Catégorie : Histoire 

 

 

 

PREMIERE PARTIE : DE 1880 A 1970

 

 

 

 

 

 

 

Caricature présentant le général Boulanger avec un "balai"

 

 

 

   Il est très à la mode aujourd'hui chez certains de prétendre que le terme de "populisme" ne serait pas adapté pour caractériser le phénomène lié à la montée des extrémismes de diverses sortes en Occident depuis déjà des années. Il y en a qui, pour le populisme d'extrême droite, préfèrent parler de l'essor d'une nouvelle forme de "fascisme" - ce qui est d'ailleurs parfois vrai.

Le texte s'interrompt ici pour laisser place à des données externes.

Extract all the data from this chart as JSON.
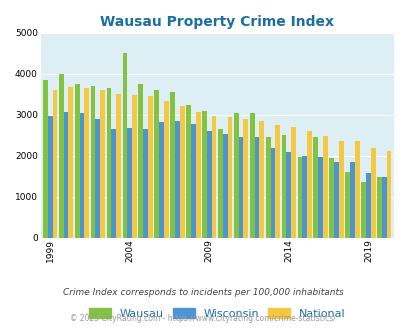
{
  "title": "Wausau Property Crime Index",
  "years": [
    1999,
    2000,
    2001,
    2002,
    2003,
    2004,
    2005,
    2006,
    2007,
    2008,
    2009,
    2010,
    2011,
    2012,
    2013,
    2014,
    2015,
    2016,
    2017,
    2018,
    2019,
    2020
  ],
  "wausau": [
    3850,
    4000,
    3750,
    3700,
    3650,
    4500,
    3750,
    3600,
    3550,
    3250,
    3100,
    2650,
    3050,
    3050,
    2450,
    2500,
    1980,
    2450,
    1950,
    1600,
    1360,
    1480
  ],
  "wisconsin": [
    2970,
    3080,
    3050,
    2900,
    2650,
    2670,
    2660,
    2830,
    2840,
    2780,
    2600,
    2520,
    2450,
    2450,
    2200,
    2090,
    1990,
    1960,
    1840,
    1840,
    1570,
    1490
  ],
  "national": [
    3610,
    3680,
    3660,
    3600,
    3520,
    3480,
    3450,
    3350,
    3220,
    3070,
    2970,
    2950,
    2900,
    2860,
    2750,
    2700,
    2610,
    2490,
    2360,
    2360,
    2200,
    2120
  ],
  "wausau_color": "#82c341",
  "wisconsin_color": "#4d94d5",
  "national_color": "#f5c842",
  "bg_color": "#ddeef5",
  "ylim": [
    0,
    5000
  ],
  "yticks": [
    0,
    1000,
    2000,
    3000,
    4000,
    5000
  ],
  "xtick_years": [
    1999,
    2004,
    2009,
    2014,
    2019
  ],
  "subtitle": "Crime Index corresponds to incidents per 100,000 inhabitants",
  "footer": "© 2025 CityRating.com - https://www.cityrating.com/crime-statistics/",
  "title_color": "#1a6fa0",
  "subtitle_color": "#444444",
  "footer_color": "#999999",
  "legend_labels": [
    "Wausau",
    "Wisconsin",
    "National"
  ],
  "legend_color": "#1a6fa0"
}
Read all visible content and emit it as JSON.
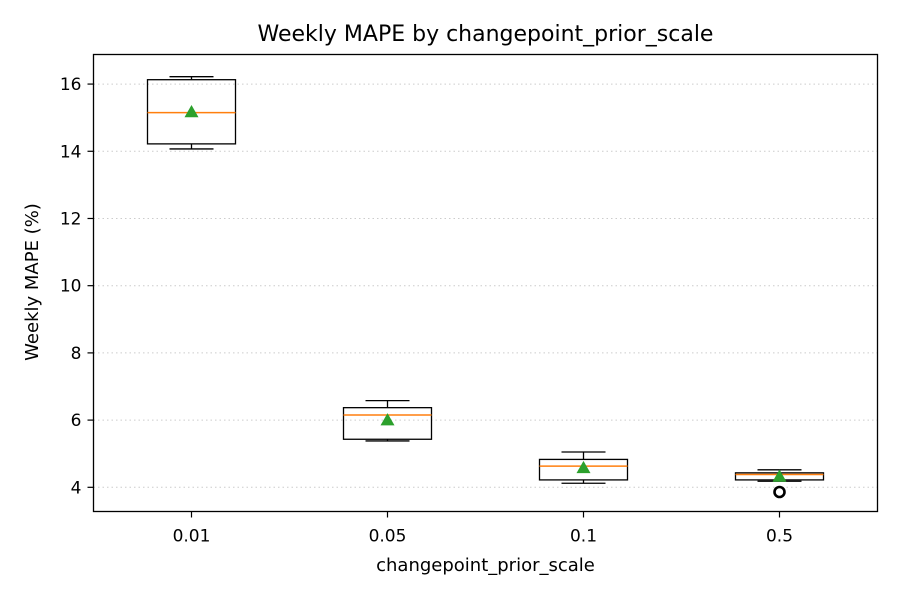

D'autres nient complètement l'existence d'un populisme d'extrême gauche, pourtant théorisé à l'origine en Amérique latine depuis plus d'une décennie ; ce qui est une bonne façon de tenter de mettre ce que j'appellerais "un cache-sexe" à la naissance, puis au développement, d'un social-nationalisme, d'abord sur le continent latino-américain, puis jusqu'en Europe. Je vais donc essayer, dans cet article, de montrer que le populisme d'extrême droite et que les populismes d'extrême gauche ne sont pas des nouveautés dans notre pays et que leurs premières manifestations se produisirent vers la fin du XIXe siècle. Nous irons ensuite jusqu'à nos jours, en tentant de voir ce qui caractérise les populismes (avec des points communs et des différences), et en quoi "populaire" et "populisme" sont deux concepts qui n'ont rien à voir l'un par rapport à l'autre. Mon point de départ se situe à l'époque du boulangisme, lorsque le général Boulanger tenta de préparer un coup d'Etat contre ce qu'était devenue - de son point de vue - une "République corrompue", la IIIe République ; cela se passait pendant les années 1885-1889.

 

   C'est en effet en 1885 que l'on commença à parler de ce général Boulanger, qui, ayant été ministre de la guerre, devint très populaire et remporta bientôt, pour lui-même et certains de ses soutiens, des élections législatives partielles. Son "programme" était simpliste : dénonciation de la "corruption" (et il est vrai qu'il y avait eu des "affaires", comme celle du scandale de Panama, mais qui ne toucha absolument pas l'ensemble des parlementaires), et volonté d'installer un régime politique antiparlementaire (les députés étant considérés comme des "bavards inutiles !") et autoritaire (ce qui s'appuyait en fait sur certaines bases de ce qu'avait été antérieurement le bonapartisme). On voit bien ici les rapports avec l'Actualité, dans ce qu'affirment les populistes de droite et d'extrême droite - par exemple Donald Trump et Jair Bolsonaro, etc. Certaines affiches électorales fleurirent sur les murs, à l'époque du boulangisme (ainsi à Paris), montrant "le brav' général" avec un "balai", prêt à "nettoyer" (ou à "faire le ménage") en France... Là encore, cette dernière expression vient d'être employée par le nouveau chef d'Etat brésilien Bolsonaro contre ceux qui seront ses opposants. J'ajoute que Boulanger était soutenu à la fois par des forces d'extrême droite (royalistes nationalistes et bonapartistes autoritaires) et des éléments politiques venant de l'extrême gauche (des socialistes révolutionnaires blanquistes). Cette conjugaison des extrêmes voulait la peau de la République tout court, "la Gueuse" (pour l'extrême droite), et "la République bourgeoise" (pour l'extrême gauche blanquiste)... On remarquera que cette coalition des extrémistes est tout à fait comparable à ce qui se passe actuellement en Italie avec l'alliance entre la Ligue du Nord (d'extrême droite) et le Mouvement Cinq Etoiles (des populistes de gauche)... Mais, le boulangisme s'effondra en 1889, en raison de la pusillanimité de son chef, qui n'osa pas pousser ses forces jusqu'au coup d'Etat. D'ailleurs, Boulanger se suicida par désespoir sur la tombe de sa maîtresse en septembre 1891, deux mois après la mort de celle-ci...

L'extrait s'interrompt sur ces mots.